Chicago Bulls fans and those who love sports documentaries got a nice Christmas present from ESPN Tuesday; a trailer and further details for their upcoming The Last Dance series, a 10-part documentary on the 90s Chicago Bulls in association with Netflix. The series is directed by Jason Hehir (known for 30 for 30 installments The Fab Five, Bernie and Ernie, and The ’85 Bears, plus HBO’s Andre The Giant) and produced by Mike Tollin (Small Potatoes: Who Killed The USFL?, Morningside 5, Improbably Gibson, Radio, Arli$$, the Olympic Channel’s Five Rings Films series and many more), and it will premiere on ESPN in the summer of 2020 and on Netflix that fall. It’s also in association with Tollin’s Mandalay Sports Media, NBA Entertainment, and Michael Jordan’s Jump.23. Here’s the trailer:
Jordan. Pippen. Rodman.
"The Last Dance," a 10-part series on Michael Jordan and the Chicago Bulls is coming to ESPN in 2020 pic.twitter.com/TUiV3CODnK
— 30 for 30 (@30for30) December 25, 2018
And here’s more info from ESPN’s release:
ESPN debuted a trailer for “The Last Dance,” a 10-part documentary series that will chronicle one of the greatest icons and most successful dynasties in sports history, Michael Jordan and the 1990s Chicago Bulls. Directed by Jason Hehir (“The Fab Five,” “The ’85 Bears,” “Andre the Giant”) and produced by Mike Tollin, the anthology will examine the simultaneous rise of Jordan and the NBA during those years.
As previously announced, the project will be anchored by more than 500 hours of never-before-seen footage from the team’s last championship run in the 1997-98 season, and will feature Jordan and other key figures from the Bulls’ championship teams, as well as dozens of other luminaries from basketball and beyond.
The 10-hour series is produced with Netflix, along with Mandalay Sports Media, and in association with NBA Entertainment and Jump.23. “The Last Dance” is slated to premiere on ESPN in Summer 2020 and on Netflix in Fall 2020.

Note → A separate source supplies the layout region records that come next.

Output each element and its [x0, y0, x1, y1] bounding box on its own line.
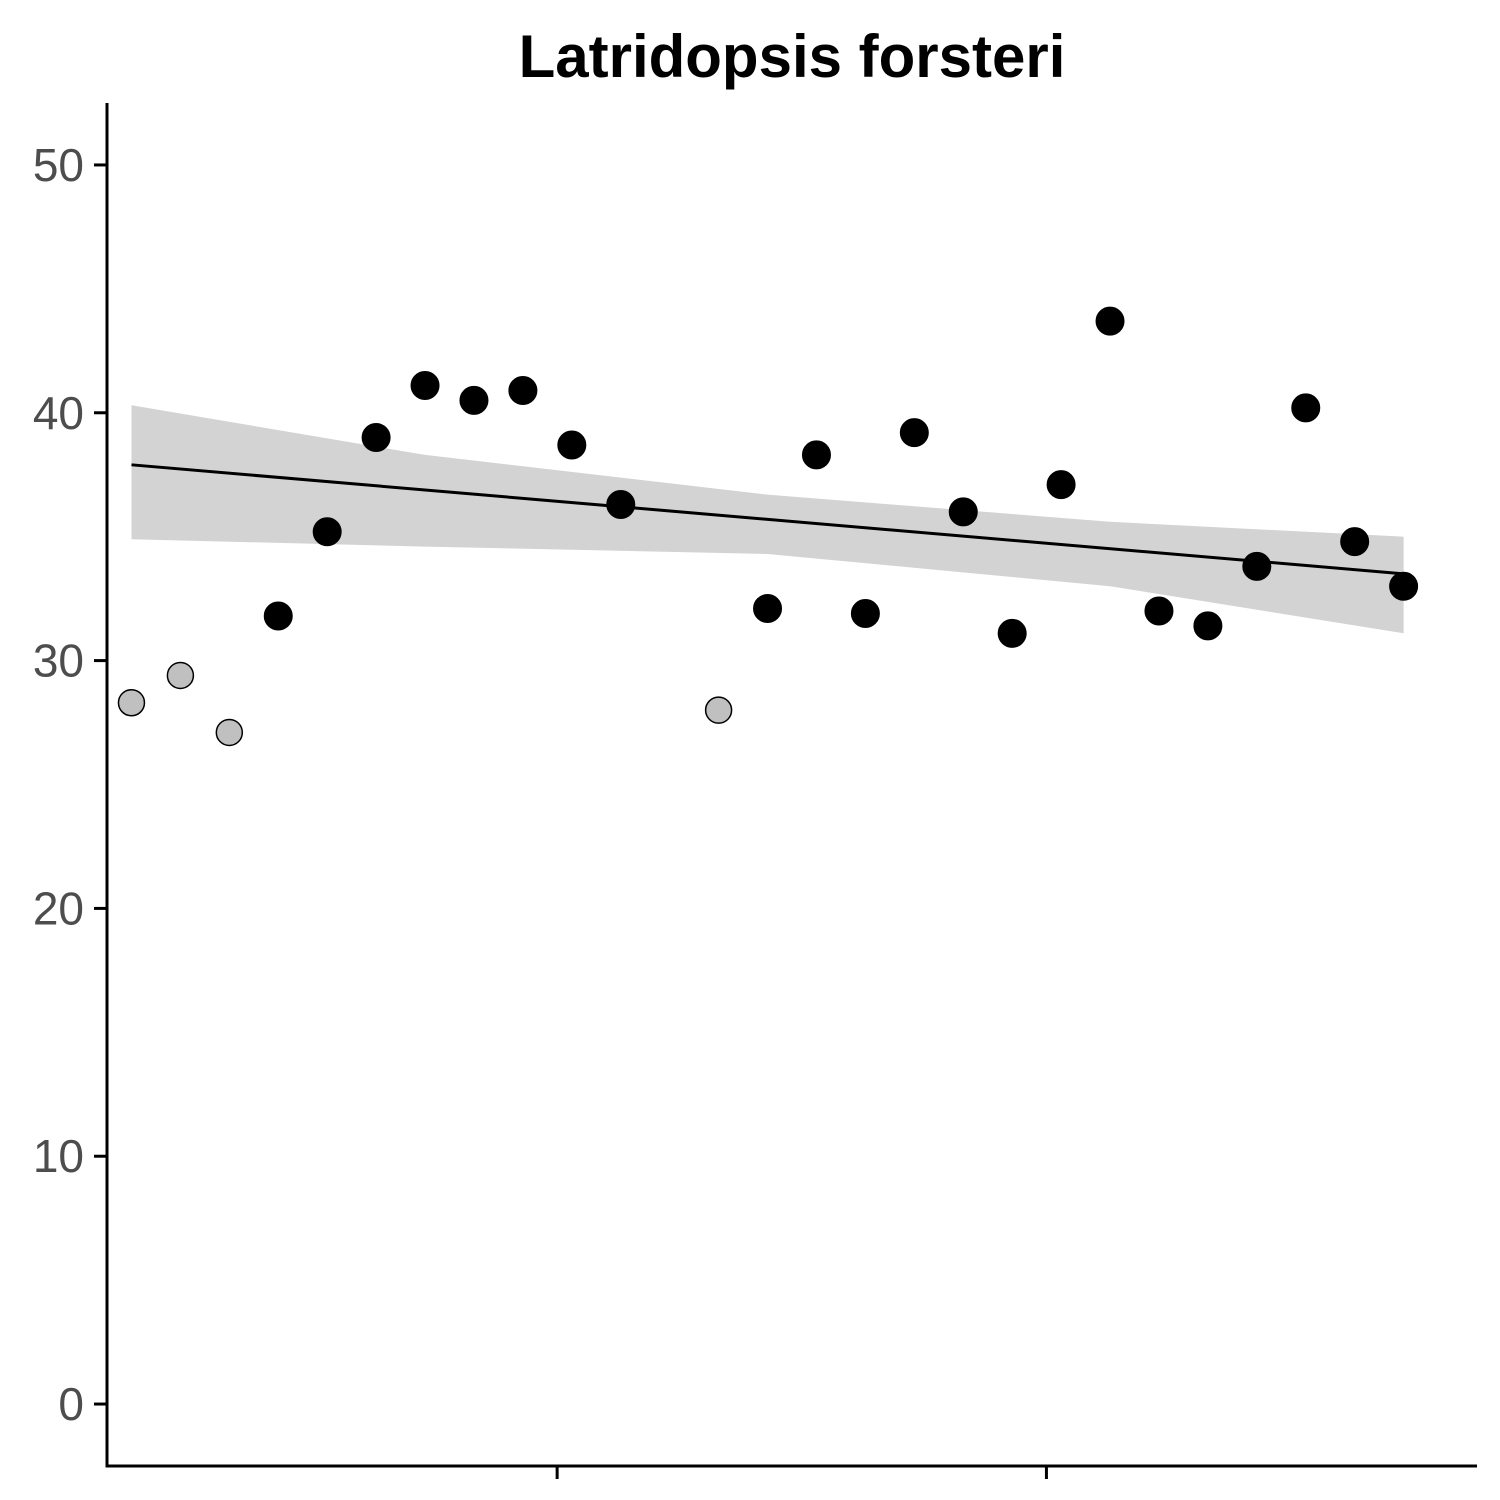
data-point	[1193, 611, 1223, 641]
data-point	[753, 594, 783, 624]
y-tick-label: 0	[58, 1378, 84, 1430]
x-ticks	[555, 1466, 1048, 1479]
data-point	[459, 385, 489, 415]
data-point	[557, 430, 587, 460]
data-point	[606, 489, 636, 519]
data-point	[361, 423, 391, 453]
y-tick-label: 40	[33, 387, 84, 439]
data-point	[410, 371, 440, 401]
data-point	[263, 601, 293, 631]
y-ticks: 0 10 20 30 40 50	[33, 139, 107, 1430]
y-tick-label: 20	[33, 882, 84, 934]
data-point	[1046, 470, 1076, 500]
y-tick-label: 30	[33, 635, 84, 687]
data-point	[1389, 571, 1419, 601]
data-point-excluded	[704, 696, 733, 724]
trend-line-layer	[131, 463, 1404, 576]
data-point	[948, 497, 978, 527]
points-layer	[117, 306, 1419, 747]
data-point	[850, 599, 880, 629]
data-point-excluded	[117, 688, 146, 717]
data-point-excluded	[166, 661, 195, 690]
data-point	[899, 418, 929, 448]
y-tick-label: 50	[33, 139, 84, 191]
chart-title: Latridopsis forsteri	[519, 23, 1066, 90]
data-point	[1291, 393, 1321, 423]
data-point	[508, 375, 538, 405]
axes	[105, 103, 1477, 1468]
data-point	[1095, 306, 1125, 336]
data-point	[1144, 596, 1174, 626]
data-point	[1242, 551, 1272, 581]
data-point	[312, 517, 342, 547]
data-point	[997, 618, 1027, 648]
data-point-excluded	[215, 718, 244, 747]
trend-line	[131, 463, 1404, 576]
data-point	[801, 440, 831, 470]
y-tick-label: 10	[33, 1130, 84, 1182]
data-point	[1340, 527, 1370, 557]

It’s interesting to see a recent rise in sports documentary efforts like this that are much larger than a single film. ESPN found success with the eight-hour, five-part OJ: Made In America in 2016, and since then, they’ve done the six-part Enhanced, the 20-hour, 62-story Basketball: A Love Story, the eight-episode Year One on NBA rookies, the two-part Celtics/Lakers: Best of Enemies and more. Elsewhere, LeBron James, Maverick Carter and Gotham Chopra teamed up for a three-part Shut Up And Dribble NBA documentary on Showtime, and in a move perhaps closest to this 90s Bulls series, the Los Angeles Lakers, Haven Entertainment and the LA Media Fund have partnered for a five-part documentary on the 80s Lakers. (It’s not known where that one will air yet.)

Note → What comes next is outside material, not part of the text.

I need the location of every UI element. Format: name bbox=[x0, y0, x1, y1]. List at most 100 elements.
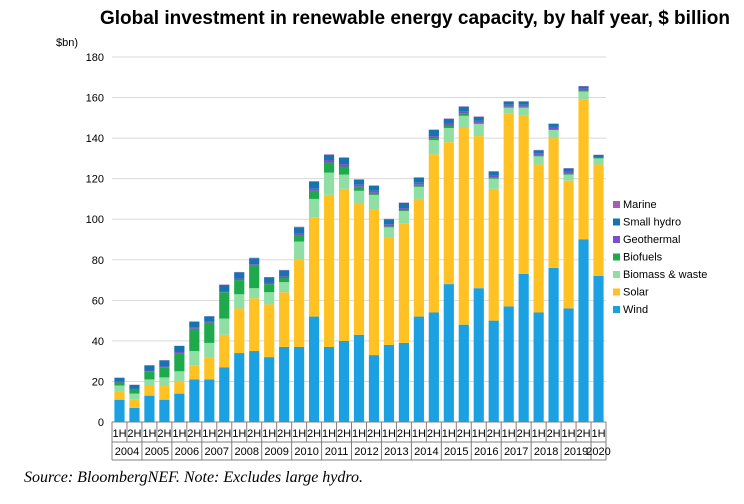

Add that to all the other single-installment documentaries from ESPN, HBO, league networks and more, and you get a pretty crowded content landscape. And that’s before you consider all the behind-the-scenes all-access efforts like ESPN’s Training Days: Rolling With The Tide on Alabama football and Earn Everything on Duke basketball, HBO’s Hard Knocks and Courtside, Showtime’s A Season With, Amazon’s All or Nothing, Fox’s Being, the NHL’s Road To The Winter Classic, Turner’s content around The Match, ELEAGUE, and the NBA draft, DAZN’s content around their fights and much more. So there’s an absolute ton of sports documentary content out there, which is great for fans looking for whatever particularly interests them. But it does mean new documentaries, and especially long series like The Last Dance, are going to have to compete for attention and audience.

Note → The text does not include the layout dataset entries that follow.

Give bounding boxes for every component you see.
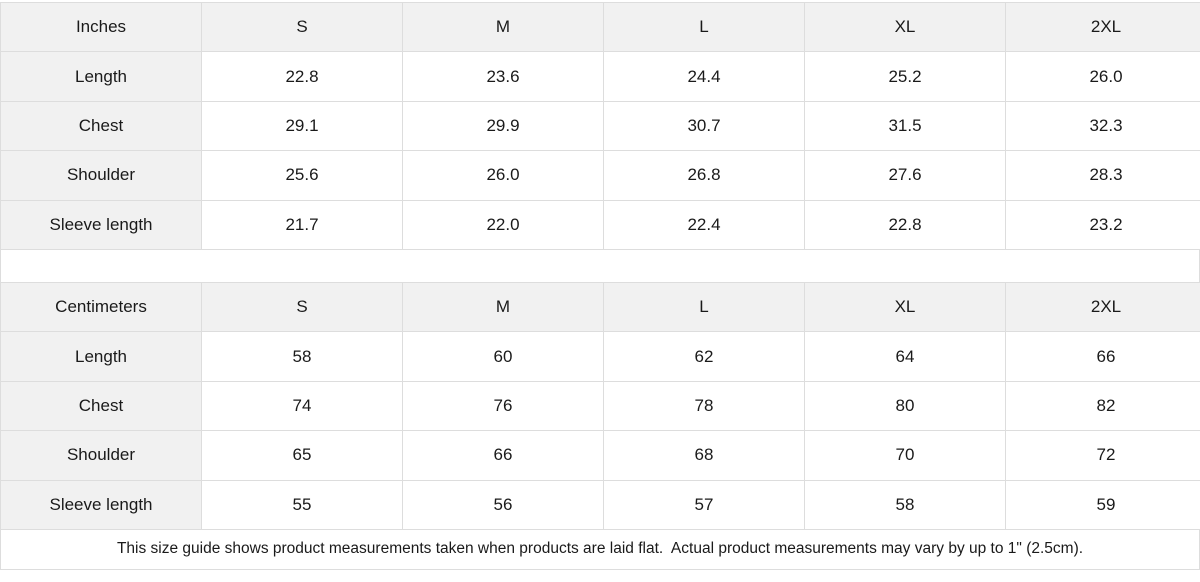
centimeters-shoulder-l: 68 <box>604 431 805 480</box>
inches-length-l: 24.4 <box>604 52 805 101</box>
centimeters-shoulder-xl: 70 <box>805 431 1006 480</box>
centimeters-unit-label: Centimeters <box>1 282 202 331</box>
centimeters-sleeve-length-s: 55 <box>202 480 403 529</box>
centimeters-label-chest: Chest <box>1 381 202 430</box>
inches-label-shoulder: Shoulder <box>1 151 202 200</box>
inches-length-2xl: 26.0 <box>1006 52 1200 101</box>
centimeters-label-shoulder: Shoulder <box>1 431 202 480</box>
centimeters-size-header-s: S <box>202 282 403 331</box>
centimeters-length-2xl: 66 <box>1006 332 1200 381</box>
inches-label-sleeve-length: Sleeve length <box>1 200 202 249</box>
centimeters-length-s: 58 <box>202 332 403 381</box>
inches-shoulder-2xl: 28.3 <box>1006 151 1200 200</box>
inches-chest-2xl: 32.3 <box>1006 101 1200 150</box>
inches-chest-l: 30.7 <box>604 101 805 150</box>
inches-length-xl: 25.2 <box>805 52 1006 101</box>
centimeters-shoulder-2xl: 72 <box>1006 431 1200 480</box>
inches-chest-s: 29.1 <box>202 101 403 150</box>
inches-sleeve-length-s: 21.7 <box>202 200 403 249</box>
inches-sleeve-length-l: 22.4 <box>604 200 805 249</box>
centimeters-label-length: Length <box>1 332 202 381</box>
inches-chest-xl: 31.5 <box>805 101 1006 150</box>
footnote-row: This size guide shows product measuremen… <box>0 530 1200 570</box>
inches-shoulder-s: 25.6 <box>202 151 403 200</box>
centimeters-label-sleeve-length: Sleeve length <box>1 480 202 529</box>
centimeters-sleeve-length-xl: 58 <box>805 480 1006 529</box>
centimeters-size-header-xl: XL <box>805 282 1006 331</box>
centimeters-sleeve-length-2xl: 59 <box>1006 480 1200 529</box>
inches-length-m: 23.6 <box>403 52 604 101</box>
centimeters-size-header-m: M <box>403 282 604 331</box>
centimeters-length-xl: 64 <box>805 332 1006 381</box>
centimeters-chest-2xl: 82 <box>1006 381 1200 430</box>
inches-shoulder-xl: 27.6 <box>805 151 1006 200</box>
centimeters-chest-xl: 80 <box>805 381 1006 430</box>
centimeters-chest-s: 74 <box>202 381 403 430</box>
centimeters-shoulder-m: 66 <box>403 431 604 480</box>
inches-size-header-xl: XL <box>805 3 1006 52</box>
centimeters-size-header-2xl: 2XL <box>1006 282 1200 331</box>
centimeters-shoulder-s: 65 <box>202 431 403 480</box>
centimeters-length-l: 62 <box>604 332 805 381</box>
footnote-text: This size guide shows product measuremen… <box>117 540 1083 558</box>
centimeters-sleeve-length-l: 57 <box>604 480 805 529</box>
inches-unit-label: Inches <box>1 3 202 52</box>
inches-label-length: Length <box>1 52 202 101</box>
centimeters-chest-m: 76 <box>403 381 604 430</box>
inches-size-header-m: M <box>403 3 604 52</box>
inches-sleeve-length-xl: 22.8 <box>805 200 1006 249</box>
centimeters-size-header-l: L <box>604 282 805 331</box>
centimeters-sleeve-length-m: 56 <box>403 480 604 529</box>
inches-sleeve-length-2xl: 23.2 <box>1006 200 1200 249</box>
inches-chest-m: 29.9 <box>403 101 604 150</box>
inches-shoulder-m: 26.0 <box>403 151 604 200</box>
centimeters-length-m: 60 <box>403 332 604 381</box>
centimeters-chest-l: 78 <box>604 381 805 430</box>
inches-label-chest: Chest <box>1 101 202 150</box>
inches-sleeve-length-m: 22.0 <box>403 200 604 249</box>
inches-shoulder-l: 26.8 <box>604 151 805 200</box>
inches-size-header-l: L <box>604 3 805 52</box>
inches-size-header-2xl: 2XL <box>1006 3 1200 52</box>
inches-length-s: 22.8 <box>202 52 403 101</box>
table-spacer <box>0 250 1200 282</box>
inches-size-header-s: S <box>202 3 403 52</box>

If you’re going to do a big series on one particular team, though, the 90s Bulls feel like a pretty good bet given not only their dominance, but the mix of personalities involved. From Michael Jordan to Phil Jackson, Scottie Pippen to Dennis Rodman, and Steve Kerr to Luc Longley, there are a whole lot of notable figures who were involved in that franchise’s success. And there were a significant amount of notable ups and downs for that team, from Jordan’s retirement and return to the 1995 second-round loss to the Magic to Jordan’s title-winning shot in 1998. The previously-unreleased behind-the-scenes footage is also a good hook, and Hehir and Tollin are certainly known for impressive sports documentaries, so there’s a good team attached here. We’ll see how The Last Dance turns out and how much of an audience it gets, but it’s definitely an interesting project, and one that should have some appeal to Bulls fans in particular and to NBA fans in general.